Трудно описать вам выражение глаз врача. Скорей всего, он посчитал больную за дуру, но я-то твердо знала, что гадалка сказала правду.
Подтвердились и другие ее предсказания. Материальное благополучие и впрямь пришло ко мне от правой руки: я стала писать книги. Поразмыслив над ситуацией, я поняла, отчего гадалка не смогла определить род моей будущей деятельности. Арабский мир пишет справа налево, а мы наоборот, вот она, непостижимым образом увидев Дарью Донцову за работой, и не поняла, чем та занималась.
Я прожила в Сирии два с половиной года, вернулась в Москву, обставила новую квартиру, перевезла туда маленького Аркашку, и у меня началась совсем другая жизнь.
Муж моей сестры, Владимир Николаевич Ягодкин, в 1977 году уже оказался на пенсии. Он болел диабетом и поэтому рано ушел с работы. Последнее, что он успел сделать для меня, – пристроить в газету «Вечерняя Москва» корреспондентом на гонорарной оплате. Мне не дали постоянного оклада. Что натопаешь, то и полопаешь, журналиста ноги кормят – это про корреспондента на гонорарной оплате. Получает он деньги лишь за опубликованные статьи, и все. Сотрудники, сидевшие на твердом окладе, были намного богаче. Вообще говоря, они могли ничего не писать, валять весь месяц ваньку, но два раза, пятого и пятнадцатого числа, подойти к кассе и получить свои сто двадцать рублей. Если же им еще выписывался и гонорар, то сумма вознаграждения возрастала на сорок-пятьдесят целковых.
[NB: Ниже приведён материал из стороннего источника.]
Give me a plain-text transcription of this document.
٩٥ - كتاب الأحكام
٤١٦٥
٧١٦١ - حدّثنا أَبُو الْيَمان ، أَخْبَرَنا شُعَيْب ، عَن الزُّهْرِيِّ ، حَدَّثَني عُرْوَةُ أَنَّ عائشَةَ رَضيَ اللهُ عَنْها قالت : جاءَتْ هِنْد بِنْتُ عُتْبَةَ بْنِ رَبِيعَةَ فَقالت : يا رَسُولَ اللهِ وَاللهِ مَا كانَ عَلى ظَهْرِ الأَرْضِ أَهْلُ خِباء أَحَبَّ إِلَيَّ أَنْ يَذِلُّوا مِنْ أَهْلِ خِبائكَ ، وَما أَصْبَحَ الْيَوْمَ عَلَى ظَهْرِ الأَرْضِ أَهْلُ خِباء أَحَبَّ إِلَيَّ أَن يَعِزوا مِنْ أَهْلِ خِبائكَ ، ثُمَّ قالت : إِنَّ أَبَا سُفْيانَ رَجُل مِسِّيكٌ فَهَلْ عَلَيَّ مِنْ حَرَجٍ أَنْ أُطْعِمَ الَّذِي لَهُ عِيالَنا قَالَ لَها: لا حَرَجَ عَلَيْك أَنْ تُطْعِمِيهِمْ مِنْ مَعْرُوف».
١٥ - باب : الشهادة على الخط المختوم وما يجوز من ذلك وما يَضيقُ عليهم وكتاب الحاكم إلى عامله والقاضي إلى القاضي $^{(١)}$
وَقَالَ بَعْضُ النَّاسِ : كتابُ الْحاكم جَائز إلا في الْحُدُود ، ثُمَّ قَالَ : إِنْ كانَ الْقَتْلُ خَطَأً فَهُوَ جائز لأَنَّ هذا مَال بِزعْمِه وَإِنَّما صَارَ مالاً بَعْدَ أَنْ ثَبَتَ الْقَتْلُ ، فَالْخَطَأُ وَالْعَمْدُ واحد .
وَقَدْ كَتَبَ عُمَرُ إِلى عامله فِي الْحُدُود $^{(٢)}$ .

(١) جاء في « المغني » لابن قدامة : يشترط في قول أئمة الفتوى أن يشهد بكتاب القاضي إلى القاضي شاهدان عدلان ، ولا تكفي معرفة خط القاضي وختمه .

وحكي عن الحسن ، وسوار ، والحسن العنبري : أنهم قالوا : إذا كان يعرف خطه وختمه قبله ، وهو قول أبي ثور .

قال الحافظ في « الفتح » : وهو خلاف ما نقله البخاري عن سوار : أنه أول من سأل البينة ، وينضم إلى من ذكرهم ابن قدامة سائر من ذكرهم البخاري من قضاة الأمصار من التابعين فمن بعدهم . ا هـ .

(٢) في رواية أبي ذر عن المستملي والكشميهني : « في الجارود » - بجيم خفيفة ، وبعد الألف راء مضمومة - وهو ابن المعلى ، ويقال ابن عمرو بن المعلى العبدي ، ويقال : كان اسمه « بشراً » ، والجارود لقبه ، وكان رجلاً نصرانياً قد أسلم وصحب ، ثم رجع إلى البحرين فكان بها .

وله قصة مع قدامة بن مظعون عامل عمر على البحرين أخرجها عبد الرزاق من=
Я же получала только те целковые, без оклада.
Очень хорошо помню свой первый день в «Вечерке». Меня привели в отдел информации и явили пред светлые очи заведующего Володи Пахомова. Володе было тогда сорок лет с гаком, мне двадцать пять.
Пахомов, толстый, лысый, мрачный, страшно похожий на бегемота, пожевал губами и сказал:
– Ну… не знаю, чем ты тут станешь заниматься… Начальству видней… ладно, привели – работай. Только прописаться надо.
Я сгоняла в магазин, купила водки и немудреной закуски. Сотрудники тщательно заперли дверь, разлили «огненную воду» и выжидательно уставились на новенькую.